Questo fondo è previsto dagli accordi informali tra gli Stati finanziatori e l’Oim, con quest’ultima che si occupa dei “liberi” rimpatri dei migranti che le sirene hanno abbandonato al loro destino: ma di questi fondi non vi è nessun rendiconto trasparente. Raymond non ha resistito e ha abbandonato di nuovo il suo Paese per cercare quanto non era sicuro di trovare nella sua terra d’origine, una Matrigna che da anni ha abbandonato i propri figli al miglior offerente per quanto riguarda le transazioni umanitarie.

Appena prima di lui, che cerca casa senza trovarla, erano passate tre signore della Repubblica Centrafricana. Proprio mentre a Niamey si svolgeva un seminario sulla democrazia in Africa occidentale, le tre donne erano arrivate senza nulla da promettere agli elettori. Dal loro Paese, in guerra dall’ultimo colpo di stato del 2013, transitarono per il Camerun e per la Nigeria per raggiungere il Niger. Le sirene le avevano accompagnate, per solidarietà di genere, sane e salve fino ad Agadez, nel nord del Niger, nuova frontiera dell’Europa.

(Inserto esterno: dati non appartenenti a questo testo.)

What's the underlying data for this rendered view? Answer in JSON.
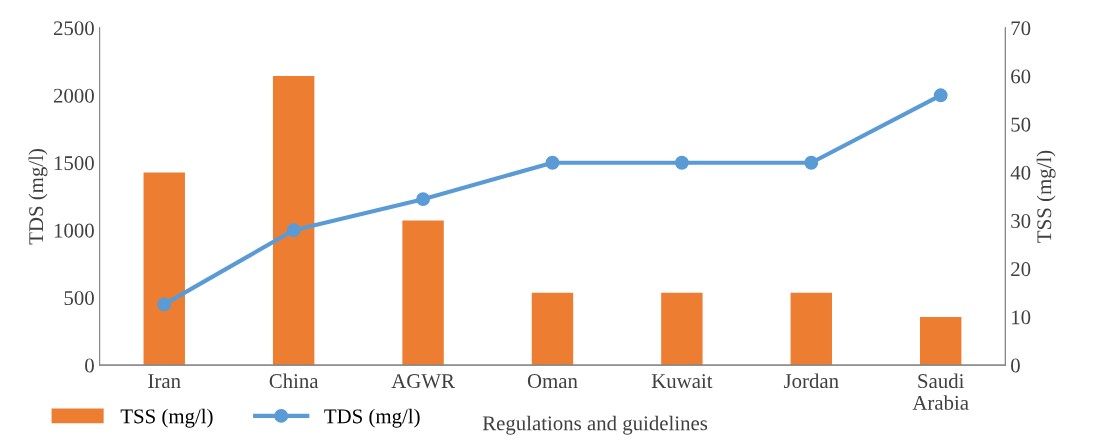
{
  "chart_data": {
    "type": "bar",
    "xlabel": "Regulations and guidelines",
    "ylabel": "TDS (mg/l)",
    "y2label": "TSS (mg/l)",
    "categories": [
      "Iran",
      "China",
      "AGWR",
      "Oman",
      "Kuwait",
      "Jordan",
      "Saudi\nArabia"
    ],
    "series": [
      {
        "name": "TSS (mg/l)",
        "axis": "y2",
        "color": "#ed7d31",
        "values": [
          40,
          60,
          30,
          15,
          15,
          15,
          10
        ]
      },
      {
        "name": "TDS (mg/l)",
        "type": "line",
        "axis": "y",
        "color": "#5b9bd5",
        "marker": "circle",
        "values": [
          450,
          1000,
          1230,
          1500,
          1500,
          1500,
          2000
        ]
      }
    ],
    "ylim": [
      0,
      2500
    ],
    "yticks": [
      0,
      500,
      1000,
      1500,
      2000,
      2500
    ],
    "y2lim": [
      0,
      70
    ],
    "y2ticks": [
      0,
      10,
      20,
      30,
      40,
      50,
      60,
      70
    ],
    "grid": false,
    "legend": "bottom left"
  }
}
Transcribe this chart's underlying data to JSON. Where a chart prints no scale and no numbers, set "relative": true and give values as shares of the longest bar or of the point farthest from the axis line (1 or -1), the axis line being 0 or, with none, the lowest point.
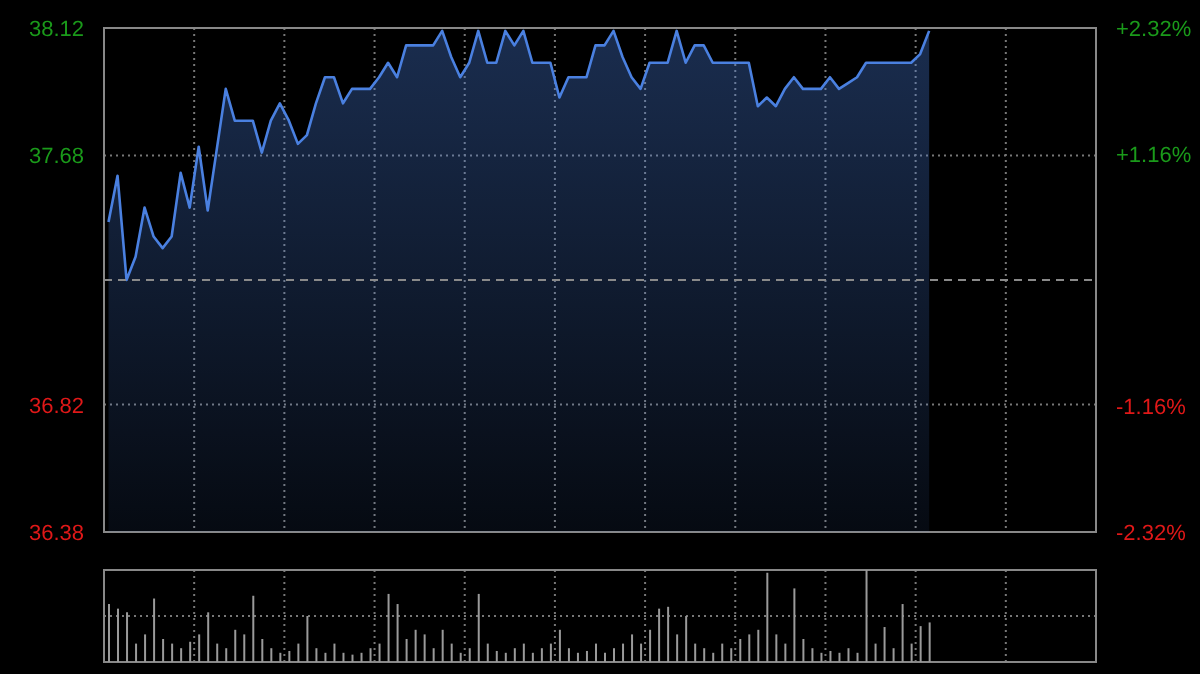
{
  "chart_data": [
    {
      "type": "area",
      "categories": [
        null,
        null,
        null,
        null,
        null,
        null,
        null,
        null,
        null,
        null,
        null,
        null,
        null,
        null,
        null,
        null,
        null,
        null,
        null,
        null,
        null,
        null,
        null,
        null,
        null,
        null,
        null,
        null,
        null,
        null,
        null,
        null,
        null,
        null,
        null,
        null,
        null,
        null,
        null,
        null,
        null,
        null,
        null,
        null,
        null,
        null,
        null,
        null,
        null,
        null,
        null,
        null,
        null,
        null,
        null,
        null,
        null,
        null,
        null,
        null,
        null,
        null,
        null,
        null,
        null,
        null,
        null,
        null,
        null,
        null,
        null,
        null,
        null,
        null,
        null,
        null,
        null,
        null,
        null,
        null,
        null,
        null,
        null,
        null,
        null,
        null,
        null,
        null,
        null,
        null,
        null,
        null,
        null,
        null,
        null,
        null,
        null,
        null,
        null,
        null,
        null,
        null,
        null,
        null,
        null,
        null,
        null,
        null,
        null,
        null
      ],
      "series": [
        {
          "color": "#4a80e0",
          "values": [
            37.45,
            37.61,
            37.25,
            37.33,
            37.5,
            37.4,
            37.36,
            37.4,
            37.62,
            37.5,
            37.71,
            37.49,
            37.7,
            37.91,
            37.8,
            37.8,
            37.8,
            37.69,
            37.8,
            37.86,
            37.8,
            37.72,
            37.75,
            37.86,
            37.95,
            37.95,
            37.86,
            37.91,
            37.91,
            37.91,
            37.95,
            38.0,
            37.95,
            38.06,
            38.06,
            38.06,
            38.06,
            38.11,
            38.02,
            37.95,
            38.0,
            38.11,
            38.0,
            38.0,
            38.11,
            38.06,
            38.11,
            38.0,
            38.0,
            38.0,
            37.88,
            37.95,
            37.95,
            37.95,
            38.06,
            38.06,
            38.11,
            38.02,
            37.95,
            37.91,
            38.0,
            38.0,
            38.0,
            38.11,
            38.0,
            38.06,
            38.06,
            38.0,
            38.0,
            38.0,
            38.0,
            38.0,
            37.85,
            37.88,
            37.85,
            37.91,
            37.95,
            37.91,
            37.91,
            37.91,
            37.95,
            37.91,
            37.93,
            37.95,
            38.0,
            38.0,
            38.0,
            38.0,
            38.0,
            38.0,
            38.03,
            38.11,
            null,
            null,
            null,
            null,
            null,
            null,
            null,
            null,
            null,
            null,
            null,
            null,
            null,
            null,
            null,
            null,
            null,
            null
          ]
        }
      ],
      "ylim": [
        36.38,
        38.12
      ],
      "yticks": [
        36.38,
        36.82,
        37.68,
        38.12
      ],
      "y2lim": [
        -2.32,
        2.32
      ],
      "y2ticks": [
        {
          "value": -2.32,
          "label": "-2.32%"
        },
        {
          "value": -1.16,
          "label": "-1.16%"
        },
        {
          "value": 1.16,
          "label": "+1.16%"
        },
        {
          "value": 2.32,
          "label": "+2.32%"
        }
      ],
      "ref_lines": [
        {
          "axis": "y",
          "value": 37.25,
          "line_style": "dashed",
          "color": "#8a8a8a"
        }
      ],
      "grid": true,
      "tick_labels": "y",
      "legend": false
    },
    {
      "type": "bar",
      "relative": true,
      "grid": true,
      "tick_labels": false,
      "legend": false,
      "categories": [
        null,
        null,
        null,
        null,
        null,
        null,
        null,
        null,
        null,
        null,
        null,
        null,
        null,
        null,
        null,
        null,
        null,
        null,
        null,
        null,
        null,
        null,
        null,
        null,
        null,
        null,
        null,
        null,
        null,
        null,
        null,
        null,
        null,
        null,
        null,
        null,
        null,
        null,
        null,
        null,
        null,
        null,
        null,
        null,
        null,
        null,
        null,
        null,
        null,
        null,
        null,
        null,
        null,
        null,
        null,
        null,
        null,
        null,
        null,
        null,
        null,
        null,
        null,
        null,
        null,
        null,
        null,
        null,
        null,
        null,
        null,
        null,
        null,
        null,
        null,
        null,
        null,
        null,
        null,
        null,
        null,
        null,
        null,
        null,
        null,
        null,
        null,
        null,
        null,
        null,
        null,
        null,
        null,
        null,
        null,
        null,
        null,
        null,
        null,
        null,
        null,
        null,
        null,
        null,
        null,
        null,
        null,
        null,
        null,
        null
      ],
      "series": [
        {
          "color": "#9a9a9a",
          "values": [
            0.63,
            0.58,
            0.54,
            0.2,
            0.3,
            0.69,
            0.25,
            0.2,
            0.15,
            0.22,
            0.3,
            0.54,
            0.2,
            0.15,
            0.35,
            0.3,
            0.72,
            0.25,
            0.15,
            0.1,
            0.12,
            0.2,
            0.5,
            0.15,
            0.1,
            0.2,
            0.1,
            0.08,
            0.1,
            0.15,
            0.2,
            0.74,
            0.63,
            0.25,
            0.35,
            0.3,
            0.15,
            0.35,
            0.2,
            0.1,
            0.15,
            0.74,
            0.2,
            0.12,
            0.1,
            0.15,
            0.2,
            0.1,
            0.15,
            0.2,
            0.35,
            0.15,
            0.1,
            0.12,
            0.2,
            0.1,
            0.15,
            0.2,
            0.3,
            0.2,
            0.35,
            0.58,
            0.6,
            0.3,
            0.5,
            0.2,
            0.15,
            0.1,
            0.2,
            0.15,
            0.25,
            0.3,
            0.35,
            0.97,
            0.3,
            0.2,
            0.8,
            0.25,
            0.15,
            0.1,
            0.12,
            0.1,
            0.15,
            0.1,
            1,
            0.2,
            0.38,
            0.15,
            0.63,
            0.2,
            0.39,
            0.43,
            null,
            null,
            null,
            null,
            null,
            null,
            null,
            null,
            null,
            null,
            null,
            null,
            null,
            null,
            null,
            null,
            null,
            null
          ]
        }
      ]
    }
  ]
}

Non poterono però fare nulla per impedire che, a un giorno e mezzo di viaggio dalla città, fossero fatte prigioniere da banditi armati che parlavano, a loro dire, arabo. Le tre signore, i mariti e gli altri passeggeri del camion furono derubati di tutti i loro averi e le donne patirono quello non si può raccontare mai in pubblico.

Fatima, una delle tre, raccontava che anche sua figlia undicenne era passata per la stessa esperienza. La bimba viveva con sua madre in una delle numerose stazioni delle corriere della capitale, che fungono anche da alberghi dei poveri – con docce, bagni e materassini di gomma. Prima di partire confessò, con pudore, che la figlia undicenne si chiama Maryam, Maria.